You claim these ideas are not totally orthogonal, but in fact they are. Further, it's a logical fallacy to state that, because one infraction has taken place (eula), that others are now free to be performed (copyright). That's like saying "Well, because I jaywalked this morning (an infraction or misdemeanor, depending on jurisdiction), I might as well kill somebody (a felony)."

gtoledo3's picture
Re: Quartz Builder 1.3 second display issue

Yep, I was thinking of the round of fixing that happened with alpha sliders on color wells and underscores getting hidden not working (just was looking through emails). I also see some discussion about the resource functionality, and that being related.

Correct, I was off of my butt on that one, and fall on my own sword. I see that it was resolved by manually loading, or placing a macro environment on the editor. (I was never really happy with that, because, again, it sorta doesn't hold up to the suggestion that QB loads the patches you're using. I've also not been happy with the sheer amount of inquiries and time I've spent explaining this to people, who ask me, instead of kineme, for some reason. I'm guessing they look and go, "well, kineme didn't actually get it right, let me ask this guy". Harsh? Not trying to be, but it happens.)

On the patch swap - kcore already ships w/ transmutate. I'm suggesting that this can simply be done with any kind of patch, and if ports match up, there's no breaking of the graph (err, like does happen with transmutate!).

If you backwards engineer something, and distribute the resulting code, you are distributing code that isn't yours. So, using the analogy, if my qtz has been reduced to assembly or something (don't kill me with my semantics), and I use class dump to then backwards engineer it, and then distribute swarths of programming based on it, it's actually violating TWO principles. Backwards engineering & distribution of copyrighted materials.

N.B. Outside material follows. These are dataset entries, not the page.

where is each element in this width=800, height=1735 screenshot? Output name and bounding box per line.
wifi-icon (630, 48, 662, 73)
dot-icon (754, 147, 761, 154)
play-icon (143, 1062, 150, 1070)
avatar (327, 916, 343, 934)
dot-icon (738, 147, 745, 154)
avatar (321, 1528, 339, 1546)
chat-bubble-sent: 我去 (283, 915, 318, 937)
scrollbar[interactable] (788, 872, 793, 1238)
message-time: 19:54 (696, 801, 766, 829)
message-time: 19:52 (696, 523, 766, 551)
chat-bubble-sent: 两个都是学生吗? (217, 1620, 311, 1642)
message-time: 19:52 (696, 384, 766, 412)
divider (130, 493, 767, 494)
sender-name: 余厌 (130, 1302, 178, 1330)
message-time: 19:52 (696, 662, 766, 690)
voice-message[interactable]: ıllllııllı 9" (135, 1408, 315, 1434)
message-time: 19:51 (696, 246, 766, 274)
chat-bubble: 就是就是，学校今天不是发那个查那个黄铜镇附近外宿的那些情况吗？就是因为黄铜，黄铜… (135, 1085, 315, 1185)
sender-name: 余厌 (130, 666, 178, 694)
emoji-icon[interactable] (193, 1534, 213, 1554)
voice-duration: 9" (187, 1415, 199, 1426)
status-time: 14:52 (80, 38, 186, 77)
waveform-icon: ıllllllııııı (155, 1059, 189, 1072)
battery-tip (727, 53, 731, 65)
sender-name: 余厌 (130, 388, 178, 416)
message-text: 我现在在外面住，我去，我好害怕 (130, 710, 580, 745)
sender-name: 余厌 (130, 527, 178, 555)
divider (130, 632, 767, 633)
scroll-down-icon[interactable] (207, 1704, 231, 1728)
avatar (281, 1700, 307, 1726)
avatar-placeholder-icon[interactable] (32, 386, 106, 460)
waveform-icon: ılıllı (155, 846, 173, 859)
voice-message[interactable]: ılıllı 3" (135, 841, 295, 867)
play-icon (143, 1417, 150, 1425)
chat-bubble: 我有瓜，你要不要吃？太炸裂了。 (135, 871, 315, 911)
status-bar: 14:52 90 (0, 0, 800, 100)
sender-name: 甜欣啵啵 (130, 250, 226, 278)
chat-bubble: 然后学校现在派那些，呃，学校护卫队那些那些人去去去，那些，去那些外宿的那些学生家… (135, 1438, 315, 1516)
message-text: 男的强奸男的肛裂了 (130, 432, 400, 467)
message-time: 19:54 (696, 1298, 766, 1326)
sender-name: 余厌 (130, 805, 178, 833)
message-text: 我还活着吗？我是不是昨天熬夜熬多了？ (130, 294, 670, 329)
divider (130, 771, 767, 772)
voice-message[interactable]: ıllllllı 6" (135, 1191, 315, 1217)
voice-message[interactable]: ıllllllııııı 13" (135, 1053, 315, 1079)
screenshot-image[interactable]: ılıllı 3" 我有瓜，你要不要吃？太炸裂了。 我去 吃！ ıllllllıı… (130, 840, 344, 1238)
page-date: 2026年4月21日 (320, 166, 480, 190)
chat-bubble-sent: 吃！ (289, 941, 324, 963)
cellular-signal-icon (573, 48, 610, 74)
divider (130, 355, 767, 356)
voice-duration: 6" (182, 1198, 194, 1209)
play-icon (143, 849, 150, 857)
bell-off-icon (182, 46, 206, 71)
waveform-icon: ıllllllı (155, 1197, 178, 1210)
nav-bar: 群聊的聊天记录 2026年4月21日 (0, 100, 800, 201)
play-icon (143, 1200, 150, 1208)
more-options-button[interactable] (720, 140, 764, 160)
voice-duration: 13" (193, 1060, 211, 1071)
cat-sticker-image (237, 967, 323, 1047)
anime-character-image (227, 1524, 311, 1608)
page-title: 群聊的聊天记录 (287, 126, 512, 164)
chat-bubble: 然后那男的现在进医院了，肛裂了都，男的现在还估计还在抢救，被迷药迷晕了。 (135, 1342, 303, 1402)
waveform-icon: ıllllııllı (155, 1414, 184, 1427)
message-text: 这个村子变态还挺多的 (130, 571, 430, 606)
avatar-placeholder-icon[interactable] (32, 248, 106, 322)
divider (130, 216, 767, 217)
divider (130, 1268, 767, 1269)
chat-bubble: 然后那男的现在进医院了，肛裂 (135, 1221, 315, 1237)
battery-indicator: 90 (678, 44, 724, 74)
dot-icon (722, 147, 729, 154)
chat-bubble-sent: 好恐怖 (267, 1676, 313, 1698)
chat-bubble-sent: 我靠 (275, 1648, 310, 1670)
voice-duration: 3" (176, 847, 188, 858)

The mention of bundling the framework is potentially hacky and egregious, but I also suggest that this may not be the only solution. Maybe it is. I suggest the framework bundle, or other "grab working code to make a patch" route, even though I'm pretty famously a defender intellectual property, because I think this rates about a zilch on Apple's radar (eh, yeah, I'm wresting with justification on that. It shouldn't be redistributed). I do know it (structure hijinx) was a surprise that came up after release of the last QB.

Remember: QB already grabs things that are not redistributable Apple sample code. ImageDiffer, and friends, are not redistributable sample code. The fact that QB bundles them into resources is a hack, and already a violation.

Let's wrap this one. Further discussion should happen in private.

Swiftlikeninja's picture
Re: Quartz Builder 1.3 second display issue

Wow, I didnt intend to unleash this level of wrath onto the community!

On the plus side, full screen appears to be working, at leaste with a second display. I will get around to testing it with upwards of 8 screens soon.